Ongoing issues with the City of Cumberland and Wise County continue to prevent the location of a water source for Letcher County citizens living in the Cumberland River area. Water District Superintendent Tim Reed told the Letcher County Water and Sewer District Board of Directors at its August meeting that the district’s request to speak to the Wise County Water District had not been placed on the Wise District’s meeting agenda and that the City of Cumberland is no closer to a solution either.
Reed said he had spoken to representatives of the Kentucky River Area Development District who said they would speak to their counterparts in the Cumberland River District to see if they would help with the impasse.
The board also heard a request from Ann Adams and Mark Bailey, who live in Polly Branch near the Mayking Loop. Adams told the board that Whitesburg city water lines run up the hollow but not further up the hill where there are eight houses without water service. She said the homes depend on a common well, which is not sufficient to meet their needs. She and Bailey asked if the board would help them get lines extended up to the last house, which would be several hundred yards beyond the point the city lines end.
Adams said the problem the city faced when lines were put in was that a pump station would have to be built at a high cost to get water up the hill. However, she said Bailey has since purchased a large tract of land and lines could be run through it that would eliminate most of the steep grade. Board Chair Phillip “Pee Wee” Back told Adams the lines belong to the City of Whitesburg and it is the one which should extend them, but asked Reed to speak with Todd Adams of Veolia Water, which handles water and sewer for Whitesburg, and see if a solution could be worked out and the board agreed to support the request.
Jamie Noe of Bell Engineering reported that the Kentucky Department of Highways’ legal department has obtained rightof way entry to a contested piece of property on Copperhead Road so a permanent water line can be installed along with a state bridge. Bell is working with the bridge contractor and Abandoned Mine Lands to get the line installed.
Noe told the board a 60-day extension has been granted to the contractor on the Knott County Interconnect Project and construction continues. The Garner Mountain and Loggy Hollow Water Improvement Projects have been approved for construction by the Kentucky Department of Water. She said everything is in place at Garner Mountain and construction can begin at the district’s directive. Akins Construction, the contractor for Loggy Hollow, has agreed to perform construction at the same price it charged for installing lines at Little Dry Fork.
The Premium/Highway 160 Water Project has been awarded to Stotts Construction of London and Noe said she is hopeful that a submittal to the Kentucky Public Service Commission will be approved soon. Ronnie Mullins and Sons Inc. submitted the low bid for Phase I of the Thornton Water Improvement Project at $214,832.25 and the intent is to begin construction within 30 days.

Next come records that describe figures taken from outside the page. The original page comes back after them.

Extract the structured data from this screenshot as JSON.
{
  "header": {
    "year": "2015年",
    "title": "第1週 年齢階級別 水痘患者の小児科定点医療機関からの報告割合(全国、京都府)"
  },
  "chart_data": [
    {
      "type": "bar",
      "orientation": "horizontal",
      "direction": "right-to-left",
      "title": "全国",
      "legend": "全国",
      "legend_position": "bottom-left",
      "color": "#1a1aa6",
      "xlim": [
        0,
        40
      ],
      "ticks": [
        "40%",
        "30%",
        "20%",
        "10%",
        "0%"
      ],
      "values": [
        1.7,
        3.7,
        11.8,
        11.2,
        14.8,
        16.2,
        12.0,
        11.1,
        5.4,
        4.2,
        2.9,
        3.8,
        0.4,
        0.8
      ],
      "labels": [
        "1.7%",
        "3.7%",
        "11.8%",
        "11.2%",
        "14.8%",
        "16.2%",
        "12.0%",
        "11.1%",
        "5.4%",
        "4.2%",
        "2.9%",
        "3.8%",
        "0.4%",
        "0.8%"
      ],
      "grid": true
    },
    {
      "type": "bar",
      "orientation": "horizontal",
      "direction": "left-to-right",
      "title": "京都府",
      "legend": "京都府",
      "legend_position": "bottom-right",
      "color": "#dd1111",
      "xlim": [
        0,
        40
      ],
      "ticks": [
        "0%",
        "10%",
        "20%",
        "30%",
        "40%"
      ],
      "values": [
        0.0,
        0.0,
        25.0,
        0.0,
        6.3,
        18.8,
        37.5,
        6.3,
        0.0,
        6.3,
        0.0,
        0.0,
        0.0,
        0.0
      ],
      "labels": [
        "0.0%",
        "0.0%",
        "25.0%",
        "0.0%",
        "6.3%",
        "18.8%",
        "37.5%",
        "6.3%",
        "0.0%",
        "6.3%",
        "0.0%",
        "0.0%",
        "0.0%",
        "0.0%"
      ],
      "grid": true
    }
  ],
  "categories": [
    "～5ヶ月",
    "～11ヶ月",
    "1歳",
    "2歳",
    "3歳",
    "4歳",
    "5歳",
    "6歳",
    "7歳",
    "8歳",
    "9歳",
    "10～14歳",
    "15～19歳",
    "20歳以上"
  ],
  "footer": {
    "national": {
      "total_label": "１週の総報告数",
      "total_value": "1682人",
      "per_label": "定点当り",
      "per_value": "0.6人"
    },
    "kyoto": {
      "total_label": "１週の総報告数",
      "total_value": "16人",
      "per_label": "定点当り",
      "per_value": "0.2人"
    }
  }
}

Cumberland Pipeline was awarded the bid for the Red Star, Ulvah, Hallie Project at $1,198,512.50 and it also intends to begin construction within 30 days. AML has advised Bell Engineering that funding for the Pine Creek, Pert Creek, Cram Creek and Bull Creek and Carcassonne Projects will be available in 2011. Board Chair Back asked if the projects shouldn’t be separated due to the distance between them, but Noe said the AML study for both projects had been done at the same time and that AML lists them together. She said that would not affect funding, which will be separate for the two projects. AML will also fund the Deane/Beaver Gap Project in 2011.
In the Superintendent’s Report, Tim Reed told the board that water losses for May, June, and April had come in and while May wasn’t bad, the district had lost $4,600 due to leaks in April and $6,700 in June. He said that flow meters to help identify leaks would cost about $6,000.
Board members discussed ways to get the routes district workers follow to read meters into more manageable order. The routes were originally set up as lines were laid, but now that a number of lines are in service, they don’t follow the most efficient pattern. Board member Bernard Watts said the district’s map is equally disorganized and needs to be redone to simplify the routes. The board voted to ask the map software vendor to send in someone to work with district personnel to rectify the problem.
The board voted unanimously to direct Secretary Tiff any Collins to obtain a credit card for district travel expenses. The card will be used for travel, reservations, etc. Collins said that at present, district personnel who travel on business have to use their own cards for reservations and pay their own expenses, which mean the board has to write a check to private individuals to reimburse them for expenses.